A multidão que tomou as ruas foi muito maior do que a previsão mais pessimista do Planalto. Na véspera das passeatas, o governo articulava o discurso de que seriam atos sem foco definido, protagonizados pela "elite" e cujo pico de concentração seriam 100.000 pessoas na Avenida Paulista, em São Paulo. De fato, a maior adesão ocorreu em São Paulo, mas com dez vezes mais pessoas do que jamais esperava o Planalto: recorrendo a imagens aéreas e programas de computador, a PM estimou a presença de 1 milhão de manifestantes na Paulista. A jornada também mostrou que pessoas de todos os estratos sociais participaram das marchas nas cinco regiões do Brasil, e que elas tinham, sim um foco claro: o governo Dilma e os anos de mando petista . A indignação provocada por ambos deu o tom das passeatas - sem que faltassem cartazes e palavras de ordem em favor do impeachment da presidente.
Dilma Rousseff passou o dia trancada no Palácio da Alvorada. Convocou um gabinete de crise para monitorar as passeatas e escalou os ministros Miguel Rossetto, da Secretaria-Geral da Presidência, e José Eduardo Cardozo, da Justiça, para se pronunciar em nome do governo.
A fala teve início por volta das 18h45. Na contramão de uma postagem feita durante a tarde nas contas de redes sociais de seu ministério, que afirmava que o "discurso de ódio fere a democracia e não gera mudanças", Cardozo disse que as passeatas foram "legítimas, democráticas e com respeito às autoridades". Questionado sobre a postagem na entrevista coletiva, o ministro disse que deu ordem para que ela fosse retirada do ar. Como remédio contra a indignação, contudo, ele apresentou tão somente velhas promessas e ambições petistas: o envio de um pacote anticorrupção ao Congresso e a realização de uma reforma política que, ele explicitou, deve proibir as doações de empresas.
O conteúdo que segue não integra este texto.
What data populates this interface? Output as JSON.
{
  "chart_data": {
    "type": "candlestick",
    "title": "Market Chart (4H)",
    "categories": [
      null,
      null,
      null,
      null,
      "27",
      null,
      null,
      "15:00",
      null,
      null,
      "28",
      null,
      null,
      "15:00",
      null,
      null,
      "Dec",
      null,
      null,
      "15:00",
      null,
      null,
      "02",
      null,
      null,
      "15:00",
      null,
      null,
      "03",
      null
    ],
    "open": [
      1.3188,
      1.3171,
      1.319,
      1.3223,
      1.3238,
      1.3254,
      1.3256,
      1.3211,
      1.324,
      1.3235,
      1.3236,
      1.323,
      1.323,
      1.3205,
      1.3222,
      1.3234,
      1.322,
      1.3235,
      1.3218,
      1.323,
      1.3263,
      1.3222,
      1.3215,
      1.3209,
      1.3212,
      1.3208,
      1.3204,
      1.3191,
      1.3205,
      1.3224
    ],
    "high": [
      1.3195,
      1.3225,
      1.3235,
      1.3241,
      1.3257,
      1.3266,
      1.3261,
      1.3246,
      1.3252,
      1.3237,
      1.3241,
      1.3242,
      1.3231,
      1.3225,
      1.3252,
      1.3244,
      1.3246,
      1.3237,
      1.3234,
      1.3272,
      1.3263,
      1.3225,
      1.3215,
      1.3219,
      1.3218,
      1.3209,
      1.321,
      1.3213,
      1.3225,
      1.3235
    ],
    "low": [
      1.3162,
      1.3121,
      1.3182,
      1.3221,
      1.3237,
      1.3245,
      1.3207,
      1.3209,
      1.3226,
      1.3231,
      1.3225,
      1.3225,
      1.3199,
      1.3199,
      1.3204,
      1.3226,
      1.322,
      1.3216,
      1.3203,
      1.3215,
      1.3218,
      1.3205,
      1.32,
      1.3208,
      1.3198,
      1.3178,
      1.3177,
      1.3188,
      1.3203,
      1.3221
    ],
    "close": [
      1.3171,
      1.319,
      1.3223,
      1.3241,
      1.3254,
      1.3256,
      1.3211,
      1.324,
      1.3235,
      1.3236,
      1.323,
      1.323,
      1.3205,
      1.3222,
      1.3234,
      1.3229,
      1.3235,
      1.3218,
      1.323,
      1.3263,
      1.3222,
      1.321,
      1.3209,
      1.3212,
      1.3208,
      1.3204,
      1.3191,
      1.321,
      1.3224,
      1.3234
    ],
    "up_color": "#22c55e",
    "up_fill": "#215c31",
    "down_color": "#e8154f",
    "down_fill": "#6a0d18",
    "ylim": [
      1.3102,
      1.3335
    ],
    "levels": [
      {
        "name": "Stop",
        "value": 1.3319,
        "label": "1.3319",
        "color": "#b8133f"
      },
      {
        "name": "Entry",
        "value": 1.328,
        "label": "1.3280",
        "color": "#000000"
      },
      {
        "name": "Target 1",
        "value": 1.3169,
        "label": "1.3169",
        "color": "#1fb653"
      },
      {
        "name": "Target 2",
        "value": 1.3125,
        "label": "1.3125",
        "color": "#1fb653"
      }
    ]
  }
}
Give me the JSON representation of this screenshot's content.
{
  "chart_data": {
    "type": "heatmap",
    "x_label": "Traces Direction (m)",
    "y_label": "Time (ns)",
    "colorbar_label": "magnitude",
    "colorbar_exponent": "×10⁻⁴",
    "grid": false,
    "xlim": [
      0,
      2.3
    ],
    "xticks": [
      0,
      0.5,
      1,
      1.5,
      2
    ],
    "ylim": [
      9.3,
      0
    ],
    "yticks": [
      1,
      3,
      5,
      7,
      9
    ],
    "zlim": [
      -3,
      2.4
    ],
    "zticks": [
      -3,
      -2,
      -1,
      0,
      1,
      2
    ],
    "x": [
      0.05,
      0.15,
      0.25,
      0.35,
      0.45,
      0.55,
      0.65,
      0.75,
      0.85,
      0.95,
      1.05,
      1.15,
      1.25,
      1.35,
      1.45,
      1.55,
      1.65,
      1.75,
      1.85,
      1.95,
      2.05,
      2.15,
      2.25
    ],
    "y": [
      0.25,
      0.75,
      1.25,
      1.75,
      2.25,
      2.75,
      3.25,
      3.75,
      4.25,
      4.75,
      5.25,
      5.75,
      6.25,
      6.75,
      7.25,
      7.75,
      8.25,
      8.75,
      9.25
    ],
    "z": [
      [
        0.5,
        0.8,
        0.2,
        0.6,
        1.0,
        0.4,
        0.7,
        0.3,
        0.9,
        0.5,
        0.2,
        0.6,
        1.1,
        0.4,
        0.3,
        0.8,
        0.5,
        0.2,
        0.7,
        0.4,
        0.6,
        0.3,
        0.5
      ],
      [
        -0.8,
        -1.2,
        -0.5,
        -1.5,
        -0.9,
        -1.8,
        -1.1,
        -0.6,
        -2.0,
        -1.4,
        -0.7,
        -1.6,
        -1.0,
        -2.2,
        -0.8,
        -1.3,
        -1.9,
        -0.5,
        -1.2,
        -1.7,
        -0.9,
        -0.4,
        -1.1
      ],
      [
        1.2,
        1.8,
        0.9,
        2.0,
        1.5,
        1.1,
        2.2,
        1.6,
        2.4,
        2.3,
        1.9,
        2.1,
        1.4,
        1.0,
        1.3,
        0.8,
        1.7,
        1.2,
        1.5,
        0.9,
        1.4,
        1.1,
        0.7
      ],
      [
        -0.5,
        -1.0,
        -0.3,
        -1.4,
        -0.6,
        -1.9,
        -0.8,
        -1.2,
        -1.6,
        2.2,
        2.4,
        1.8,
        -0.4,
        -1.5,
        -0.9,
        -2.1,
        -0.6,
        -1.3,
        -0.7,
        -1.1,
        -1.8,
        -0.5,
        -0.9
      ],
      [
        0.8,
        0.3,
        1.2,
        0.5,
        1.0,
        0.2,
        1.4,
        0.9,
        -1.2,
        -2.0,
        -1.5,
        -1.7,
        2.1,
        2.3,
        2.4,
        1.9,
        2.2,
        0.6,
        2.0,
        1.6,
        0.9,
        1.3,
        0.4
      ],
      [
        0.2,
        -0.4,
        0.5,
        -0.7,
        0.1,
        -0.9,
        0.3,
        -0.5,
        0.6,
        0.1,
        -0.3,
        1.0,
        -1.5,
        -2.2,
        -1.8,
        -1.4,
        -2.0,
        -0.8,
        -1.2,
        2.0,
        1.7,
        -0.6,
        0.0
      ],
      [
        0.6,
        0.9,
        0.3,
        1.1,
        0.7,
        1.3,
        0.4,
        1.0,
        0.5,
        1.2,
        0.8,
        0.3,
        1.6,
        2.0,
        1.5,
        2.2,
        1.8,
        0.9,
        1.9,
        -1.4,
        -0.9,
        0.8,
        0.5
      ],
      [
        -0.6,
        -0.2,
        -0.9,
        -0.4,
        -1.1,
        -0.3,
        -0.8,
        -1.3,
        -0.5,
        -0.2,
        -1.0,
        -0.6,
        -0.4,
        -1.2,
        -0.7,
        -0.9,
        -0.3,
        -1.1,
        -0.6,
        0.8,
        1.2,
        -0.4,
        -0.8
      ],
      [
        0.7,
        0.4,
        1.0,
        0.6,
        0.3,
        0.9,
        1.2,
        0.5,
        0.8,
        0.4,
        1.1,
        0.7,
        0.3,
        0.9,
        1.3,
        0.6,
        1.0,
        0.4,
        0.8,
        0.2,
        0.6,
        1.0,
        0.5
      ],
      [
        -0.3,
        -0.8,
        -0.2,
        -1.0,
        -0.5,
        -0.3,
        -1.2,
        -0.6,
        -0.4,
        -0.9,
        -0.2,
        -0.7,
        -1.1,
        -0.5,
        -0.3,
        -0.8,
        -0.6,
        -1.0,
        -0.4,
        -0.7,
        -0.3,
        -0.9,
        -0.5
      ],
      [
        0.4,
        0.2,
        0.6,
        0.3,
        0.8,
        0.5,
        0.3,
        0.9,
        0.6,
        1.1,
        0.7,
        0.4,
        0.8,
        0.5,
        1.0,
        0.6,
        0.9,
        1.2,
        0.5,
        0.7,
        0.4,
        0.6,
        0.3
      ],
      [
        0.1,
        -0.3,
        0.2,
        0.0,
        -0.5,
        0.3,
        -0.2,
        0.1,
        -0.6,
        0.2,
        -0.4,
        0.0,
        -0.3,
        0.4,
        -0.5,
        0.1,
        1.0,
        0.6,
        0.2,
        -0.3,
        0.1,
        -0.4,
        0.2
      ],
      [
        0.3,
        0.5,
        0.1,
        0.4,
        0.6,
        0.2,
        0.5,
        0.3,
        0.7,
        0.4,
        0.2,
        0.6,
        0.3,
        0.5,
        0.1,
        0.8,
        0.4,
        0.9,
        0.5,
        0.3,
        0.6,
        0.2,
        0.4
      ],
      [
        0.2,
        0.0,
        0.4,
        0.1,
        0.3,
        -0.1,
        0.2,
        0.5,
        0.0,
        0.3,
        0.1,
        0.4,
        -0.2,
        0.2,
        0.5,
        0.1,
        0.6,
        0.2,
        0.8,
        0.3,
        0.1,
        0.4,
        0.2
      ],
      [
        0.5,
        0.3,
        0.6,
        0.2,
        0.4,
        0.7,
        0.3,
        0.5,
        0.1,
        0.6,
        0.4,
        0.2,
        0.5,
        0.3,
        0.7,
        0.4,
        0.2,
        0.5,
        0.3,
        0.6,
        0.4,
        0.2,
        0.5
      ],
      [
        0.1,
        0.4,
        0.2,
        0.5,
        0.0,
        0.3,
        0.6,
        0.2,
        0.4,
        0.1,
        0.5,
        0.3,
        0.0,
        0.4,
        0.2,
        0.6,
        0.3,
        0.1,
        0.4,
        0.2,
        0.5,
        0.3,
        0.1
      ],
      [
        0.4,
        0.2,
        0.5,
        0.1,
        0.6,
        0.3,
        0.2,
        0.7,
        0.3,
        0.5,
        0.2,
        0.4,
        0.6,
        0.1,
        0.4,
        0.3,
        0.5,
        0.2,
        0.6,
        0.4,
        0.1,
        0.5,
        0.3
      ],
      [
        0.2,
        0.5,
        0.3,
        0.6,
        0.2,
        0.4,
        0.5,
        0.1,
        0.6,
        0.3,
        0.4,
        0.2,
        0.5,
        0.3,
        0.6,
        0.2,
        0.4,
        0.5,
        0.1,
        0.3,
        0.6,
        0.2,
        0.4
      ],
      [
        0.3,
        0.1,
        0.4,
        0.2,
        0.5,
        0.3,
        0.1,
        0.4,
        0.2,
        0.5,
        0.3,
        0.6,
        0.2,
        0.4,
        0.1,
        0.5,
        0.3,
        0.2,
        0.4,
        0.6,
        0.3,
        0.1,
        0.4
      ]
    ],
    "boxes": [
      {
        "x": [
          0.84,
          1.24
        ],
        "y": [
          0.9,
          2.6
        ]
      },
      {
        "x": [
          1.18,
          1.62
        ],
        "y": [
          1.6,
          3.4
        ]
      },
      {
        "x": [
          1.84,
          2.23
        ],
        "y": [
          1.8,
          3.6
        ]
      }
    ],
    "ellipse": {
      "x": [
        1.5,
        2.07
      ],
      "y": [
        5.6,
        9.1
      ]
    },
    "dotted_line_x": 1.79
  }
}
Se não houve sombra de autocrítica na fala de Cardozo, Miguel Rossetto, integrante de uma ala mais radical do PT, adotou um tom agressivo, para afirmar que a discussão de um processo de impeachment "não deve ser tolerada". Rossetto procurou também qualificar os manifestantes como sendo todos pertencentes ao contingente de eleitores que não votaram na presidente em 2014 - afirmativa categórica que as pesquisas mais recentes de aprovação do governo não autorizam, por mostrar que Dilma Rousseff perdeu rapidamente o cacife com que contava no início de seu segundo mandato. Rossetto também procurou defender o pacote de ajuste econômico que o governo procura implementar, e que desperta a insatisfação de setores de apoio ao petismo - ou do próprio partido.
Enquanto os ministros falavam, o Brasil continuava a expressar sua indignação, com panelaços semelhantes ao que recebeu o pronunciamento em rede nacional de Dilma Rousseff há uma semana, no Dia da Mulher.